Perennial Hardy Bulb: Planted in November tulips will certainly be hardy enough to come through the winter. However, we have found that very few of the tulips come back with the same vigour in subsequent years and it is worth digging them up after flowering and planting a new set the next year. Many small scale British growers of tulips have reported that replanting in the same area over a number of years can lead to catastrophic problems with tulip diseases.
Origin: Central Asia
Height: 35-60cm. It has been our observation that in warmer winters our tulips tend to have short stems than if they experience a colder winter.

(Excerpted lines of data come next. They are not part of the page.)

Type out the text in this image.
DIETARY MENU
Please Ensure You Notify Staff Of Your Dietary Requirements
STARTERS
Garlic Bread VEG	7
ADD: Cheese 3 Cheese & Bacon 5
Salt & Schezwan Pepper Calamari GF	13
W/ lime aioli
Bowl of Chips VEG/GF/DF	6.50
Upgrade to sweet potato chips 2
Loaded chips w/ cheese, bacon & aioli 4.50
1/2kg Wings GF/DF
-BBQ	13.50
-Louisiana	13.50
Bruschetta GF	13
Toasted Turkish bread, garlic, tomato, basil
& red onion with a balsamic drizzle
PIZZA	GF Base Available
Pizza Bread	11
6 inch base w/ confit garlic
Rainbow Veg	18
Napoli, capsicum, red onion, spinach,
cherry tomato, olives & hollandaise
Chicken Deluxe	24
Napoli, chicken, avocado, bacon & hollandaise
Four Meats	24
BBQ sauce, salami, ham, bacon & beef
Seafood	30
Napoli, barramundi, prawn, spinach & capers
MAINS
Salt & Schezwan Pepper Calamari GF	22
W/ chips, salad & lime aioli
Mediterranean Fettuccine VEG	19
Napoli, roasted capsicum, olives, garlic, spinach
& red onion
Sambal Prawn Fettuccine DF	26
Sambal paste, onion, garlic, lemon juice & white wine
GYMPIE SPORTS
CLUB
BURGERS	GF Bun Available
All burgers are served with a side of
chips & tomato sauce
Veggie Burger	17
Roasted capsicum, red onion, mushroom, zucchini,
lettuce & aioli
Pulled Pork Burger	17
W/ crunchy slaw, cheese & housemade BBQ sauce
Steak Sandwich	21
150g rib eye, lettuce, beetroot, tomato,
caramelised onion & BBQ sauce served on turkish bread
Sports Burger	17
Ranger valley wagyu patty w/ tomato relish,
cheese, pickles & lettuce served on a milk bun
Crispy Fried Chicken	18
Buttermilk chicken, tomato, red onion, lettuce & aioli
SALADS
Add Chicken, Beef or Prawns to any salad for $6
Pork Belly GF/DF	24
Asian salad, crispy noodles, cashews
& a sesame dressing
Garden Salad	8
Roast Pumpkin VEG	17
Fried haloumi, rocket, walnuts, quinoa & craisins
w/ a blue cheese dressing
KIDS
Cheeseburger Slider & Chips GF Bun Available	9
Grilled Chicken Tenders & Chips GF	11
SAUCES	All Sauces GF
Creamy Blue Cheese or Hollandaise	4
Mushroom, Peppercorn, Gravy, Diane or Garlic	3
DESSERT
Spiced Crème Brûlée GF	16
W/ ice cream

Flowering period: March to early May
Planting: We plant our tulips around November time. If you plant too early then the bulbs may be more susceptible to disease. Tulips like to be planted quite deeply (at least 4 inches) and in tubs you can plant in deep lasagna layers to get a success of flowers over a longer period of time if you choose your varieties carefully. The squirrels also love to dig them up and we have found that spraying or dusting the bulbs with mammal repellent before covering works extremely well.
Cut flowers: Yes, long lasting. Something to remember here is that tulips continue to grow once arranged. Beware that if you create a wedding bouquet the day before with tulips in it you may find that in the morning all the tulips have extended.
Conditioning: Standard conditioning in cool clear water for at least 2 hours. Keep the stems straight by wrapping bunches in paper as they can bend very rapidly.
Holding back: It is possible if cut early to hold back tulips. After conditioning, wrap in newspaper and place in a refrigerator. Make sure that they do not freeze. We have held tulips back like this for at least a couple of weeks when we have needed them for a later wedding. When you want to revive them (they will look limp and uninviting at this point) place them in fresh water with flower food (in their wrapping) until they are turgid and looking fresh once again.